Uma semana depois. Mí abuelita me chama pelo sistema de auto-falante:

-Enriquiño, venga hasta mi oficina por favor.

Quando chego ao escritório ela me entrega uma carta da BellSouth, a companhia de telefone. Ao abrir a carta encontro um cheque nominal a mim, no valor de um dólar e setenta e cinco centavos. Jamais acreditaria naquilo se eu não tivesse sido a testemunha principal. Para um brasileiro, acostumado a ser tratado como um consumidor de segunda categoria durante toda a sua vida, aquele cheque tinha um valor muito maior do que o valor nele expresso.

Vi a importância, da palavra, da credibilidade, da cidadania, e preferi guardá-lo a descontá-lo. Aquele cheque ficaria comigo como recordação e como prova de que existem sistemas, e sistemas.

O tempo foi passando e aquele primeiro semestre, especialmente abalado pela explosão do ônibus espacial Challenger, com a anunciada passagem apocalíptica do Cometa de Halley e com o vazamento da usina nuclear de Chernobyl estava acabando. A minha atenção e a atenção do mundo do futebol, foram se voltando para a Copa do Mundo no México. Acostumado ao blá-blá-blá, ao oba-oba que a imprensa brasileira faz, antes, durante e depois desses eventos, eu estava ilhado em Miami.

Na terra do beisebol e do basquete, não havia programação voltada exclusivamente ao futebol e as raras notícias sobre a Copa do Mundo, apareciam discretamente nos noticiários da TV e das rádios. Como nós brasileiros fazemos uma Copa do Mundo virar uma festa, usei umas folhas coloridas e montei várias bandeiras simbolizando as cores do Brasil e enfeitei a sala do segundo andar.

Aquela Copa prometia. O Brasil era um dos favoritos e ali na Casa eu era o embaixador da torcida brasileira, que ainda contava com Angélica, Maítha, Vanda e Adriana. Os demais eram latinos que torciam pelo Brasil por simpatia e por admirarem o futebol brasileiro.

Passamos em primeiro na fase de grupo com três vitórias. Depois eliminamos a Polônia nas oitavas de final. Com o México e o Uruguai já eliminados, aumentou a torcida pelo Brasil e a maioria achava que o Brasil seria campeão. No dia do jogo com a França, por ser à tarde, não tinha quase ninguém na Casa e lá estava eu com a camisa da seleção e as bandeiras colocadas nas paredes, atrás e em cima da TV.

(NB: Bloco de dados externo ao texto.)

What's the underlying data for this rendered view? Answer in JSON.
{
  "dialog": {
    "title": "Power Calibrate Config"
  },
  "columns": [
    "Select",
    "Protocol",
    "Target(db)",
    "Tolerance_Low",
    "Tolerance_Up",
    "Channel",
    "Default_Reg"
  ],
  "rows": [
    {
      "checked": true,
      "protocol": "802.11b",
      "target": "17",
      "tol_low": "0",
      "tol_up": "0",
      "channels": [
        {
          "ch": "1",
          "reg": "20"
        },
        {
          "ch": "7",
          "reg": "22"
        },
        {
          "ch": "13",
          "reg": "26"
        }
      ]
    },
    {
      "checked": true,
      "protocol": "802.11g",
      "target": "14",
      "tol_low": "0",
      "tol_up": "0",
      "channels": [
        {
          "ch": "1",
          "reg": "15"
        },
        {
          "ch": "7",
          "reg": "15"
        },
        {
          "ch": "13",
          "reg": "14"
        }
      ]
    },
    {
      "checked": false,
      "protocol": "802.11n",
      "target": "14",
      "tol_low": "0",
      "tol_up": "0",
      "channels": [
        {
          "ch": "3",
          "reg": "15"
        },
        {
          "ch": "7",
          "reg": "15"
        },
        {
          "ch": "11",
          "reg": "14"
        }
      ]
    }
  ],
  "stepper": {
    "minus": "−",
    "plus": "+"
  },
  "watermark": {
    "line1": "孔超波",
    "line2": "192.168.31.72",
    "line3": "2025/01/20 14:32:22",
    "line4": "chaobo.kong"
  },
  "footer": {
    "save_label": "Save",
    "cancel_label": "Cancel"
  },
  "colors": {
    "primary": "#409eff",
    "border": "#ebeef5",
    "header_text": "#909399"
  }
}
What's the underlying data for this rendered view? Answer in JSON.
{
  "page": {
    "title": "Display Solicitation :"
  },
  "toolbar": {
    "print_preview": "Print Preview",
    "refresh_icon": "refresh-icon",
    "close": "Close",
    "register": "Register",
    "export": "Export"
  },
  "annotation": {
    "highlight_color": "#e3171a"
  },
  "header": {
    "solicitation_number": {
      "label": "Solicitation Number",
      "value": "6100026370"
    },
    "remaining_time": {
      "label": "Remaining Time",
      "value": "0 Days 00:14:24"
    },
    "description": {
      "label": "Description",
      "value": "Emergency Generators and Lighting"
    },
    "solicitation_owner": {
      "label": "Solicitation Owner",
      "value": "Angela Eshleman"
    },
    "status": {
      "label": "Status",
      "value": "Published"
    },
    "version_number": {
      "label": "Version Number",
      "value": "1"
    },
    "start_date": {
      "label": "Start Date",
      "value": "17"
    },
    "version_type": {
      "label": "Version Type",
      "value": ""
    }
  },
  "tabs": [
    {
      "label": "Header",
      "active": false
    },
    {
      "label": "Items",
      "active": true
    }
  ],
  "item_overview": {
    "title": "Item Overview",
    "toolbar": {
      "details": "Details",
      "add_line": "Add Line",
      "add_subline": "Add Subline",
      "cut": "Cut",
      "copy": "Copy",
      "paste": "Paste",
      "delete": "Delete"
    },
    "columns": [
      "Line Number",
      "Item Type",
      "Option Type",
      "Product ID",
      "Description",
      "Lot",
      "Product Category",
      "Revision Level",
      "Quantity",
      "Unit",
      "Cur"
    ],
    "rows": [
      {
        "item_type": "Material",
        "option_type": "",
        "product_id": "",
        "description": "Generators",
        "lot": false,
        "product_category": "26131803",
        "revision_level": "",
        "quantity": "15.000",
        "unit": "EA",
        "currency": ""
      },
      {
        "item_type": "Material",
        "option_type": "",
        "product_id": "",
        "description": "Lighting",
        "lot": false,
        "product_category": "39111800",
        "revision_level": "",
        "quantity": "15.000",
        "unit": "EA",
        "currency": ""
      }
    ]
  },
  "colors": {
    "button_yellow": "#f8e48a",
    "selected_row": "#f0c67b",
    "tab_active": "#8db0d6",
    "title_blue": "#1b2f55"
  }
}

O Brasil começou bem, dominando o jogo e fazendo o primeiro gol. Depois o jogo se equilibrou e a França empatou. O Brasil foi levemente superior e teve algumas chances para fazer o segundo gol, inclusive com um pênalti perdido pelo Zico. Na hora da prorrogação começaram a chegar algumas pessoas e elas foram testemunhas do meu nervosismo. O jogo terminou empatado e foi para a decisão por pênaltis. Fiquei sentado quase dentro da TV. No final, derrotado, ali fiquei sentado, paralisado, incrédulo.

Pela terceira vez vi uma Copa ser perdida nos detalhes. Aquela bola que bateu na trave e depois bateu nas costas do goleiro Carlos e entrou, era a bola do jogo. O azar, e a falta de competência nos eliminaram e meio sem graça, fui desmontando a decoração e me refugiei no meu quarto.

Mas o pior ainda estava por vir. Uma das regras da Casa era a proibição da posse e do consumo de bebidas alcoólicas, inclusive cerveja. Naquela semana, eu, Julio Cabrera, e Ché, contrabandeamos para dentro da Casa, uma caixa de cerveja Brahma, que estava entrando no mercado norte-americano.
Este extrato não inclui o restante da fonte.